In the end, the people now made visible do not seem all that different from moderns. Not in the material ways, not in all moral norms, not in political sensibilities, or in the specifics of careers and possibilities. But in the gritty reality of dealing with what comes along, seeking solace and reward in interpersonal relationships and the supernatural, and carving out a place for themselves, they are much like other people, ancient and modern. While this banal reality stands far apart from the excitement of great deeds by great men, and certainly is not the engine of high-profile historical transformations, that does not mean it is inconsequential. There is a certain importance to the lives of the nonheadline makers; in them we glimpse the crowd in which the rich and famous move, and understanding them helps us to understand the whole culture and society. We can without hesitation turn from them to the Alexanders, the Caesars, the emperors and generals of the ancient world; we can study and be inspired by their philosophy, laws, literature, and architectural wonders. But behind all these accomplishments stood tens of millions who sustained the world of those accomplishments – ordinary men and women, slaves and freedmen, fairly wealthy and abysmally poor, even common soldiers, prostitutes, gladiators, and outlaws.
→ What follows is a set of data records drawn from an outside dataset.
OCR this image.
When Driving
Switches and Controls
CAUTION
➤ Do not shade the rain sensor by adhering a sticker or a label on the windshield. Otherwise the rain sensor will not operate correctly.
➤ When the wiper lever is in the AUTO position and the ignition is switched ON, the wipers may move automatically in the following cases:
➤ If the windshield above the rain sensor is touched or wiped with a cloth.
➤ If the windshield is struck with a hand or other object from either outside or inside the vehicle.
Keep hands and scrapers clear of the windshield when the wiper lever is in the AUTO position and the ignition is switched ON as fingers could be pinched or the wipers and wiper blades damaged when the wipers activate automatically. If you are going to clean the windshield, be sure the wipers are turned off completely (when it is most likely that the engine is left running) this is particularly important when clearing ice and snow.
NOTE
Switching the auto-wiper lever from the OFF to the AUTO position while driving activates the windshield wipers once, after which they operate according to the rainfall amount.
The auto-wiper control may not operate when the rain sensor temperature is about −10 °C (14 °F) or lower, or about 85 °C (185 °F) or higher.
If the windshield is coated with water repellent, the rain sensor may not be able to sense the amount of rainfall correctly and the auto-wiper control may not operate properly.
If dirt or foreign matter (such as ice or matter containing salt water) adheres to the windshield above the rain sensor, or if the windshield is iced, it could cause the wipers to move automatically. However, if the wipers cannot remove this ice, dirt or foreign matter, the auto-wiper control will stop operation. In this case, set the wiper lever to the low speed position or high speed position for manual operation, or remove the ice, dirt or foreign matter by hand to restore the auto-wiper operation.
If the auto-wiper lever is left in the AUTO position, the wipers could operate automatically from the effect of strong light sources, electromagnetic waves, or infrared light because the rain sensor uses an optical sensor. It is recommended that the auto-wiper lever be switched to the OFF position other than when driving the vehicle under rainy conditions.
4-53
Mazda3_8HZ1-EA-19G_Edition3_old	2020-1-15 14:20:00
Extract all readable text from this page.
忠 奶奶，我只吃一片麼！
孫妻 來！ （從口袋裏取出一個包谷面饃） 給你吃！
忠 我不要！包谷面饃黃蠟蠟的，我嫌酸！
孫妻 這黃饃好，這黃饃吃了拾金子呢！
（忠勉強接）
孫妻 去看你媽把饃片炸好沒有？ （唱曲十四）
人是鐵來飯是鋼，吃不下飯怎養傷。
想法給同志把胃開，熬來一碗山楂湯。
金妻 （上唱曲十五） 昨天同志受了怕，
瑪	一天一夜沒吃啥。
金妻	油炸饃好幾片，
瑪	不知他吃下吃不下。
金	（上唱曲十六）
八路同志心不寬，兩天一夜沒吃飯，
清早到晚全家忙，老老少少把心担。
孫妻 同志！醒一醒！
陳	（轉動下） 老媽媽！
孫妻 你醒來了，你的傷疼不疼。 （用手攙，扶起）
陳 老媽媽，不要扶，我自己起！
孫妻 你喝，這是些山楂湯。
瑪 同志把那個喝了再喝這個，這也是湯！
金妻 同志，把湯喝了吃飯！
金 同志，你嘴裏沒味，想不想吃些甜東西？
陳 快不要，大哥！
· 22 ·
They deserve to be made visible on their own terms, and I hope I have succeeded in making a start at doing so.

SOURCES

TRADITIONALLY, LITERATURE PRODUCED BY THE ELITE
deserves pride of place in the discussion of the sources; its aesthetic as well as its richness deservedly mark it out for first attention. I try to extract evidence from this material. Thus when Horace writes in his work of freedmen, I can assume that entangled in whatever impression he wishes to give of freedmen are tidbits of the actual: Freedmen exist, they have patrons, they have attitudes that are intended to produce success. I need not accept Horace’s presentation of freedmen, or his use of them for other rhetorical, poetic, or aesthetic purposes in order to extract plausible facts about ‘real’ freedmen and their attitudes from his work. He has taken these facts and arranged them for his purposes; social historians can do the same, taking the material and arranging it in a way that seems to fit with a broad picture of freedmen and their mind world. But it is a dangerous business: The historian can easily be deceived. Some literature is going to be more grounded in that world in immediate ways, some less. And some historians will start from here and some from there in seeing and being deceived. The challenge is to judge how much of the literary world is a construct of the author that hides the non-elite, and how much can be used to reveal them. The key is to work as carefully as possible to take the useful material and reject the narrative of dominance into which it is imbedded by the author. The social-history detail that can be extracted from ancient authors (mostly) intent on other things is amazing. Yet
there are many aspects of daily life that the elite – the Ciceros, Tacituses, Martials, Juvenals, Plinys – could see if they wanted. But they simply do not care – they seldom even give a glance at the people enacting these details in their actual lives as people. High literature, therefore, provides not windows, but peepholes through which historians get glances at the ordinary Romans.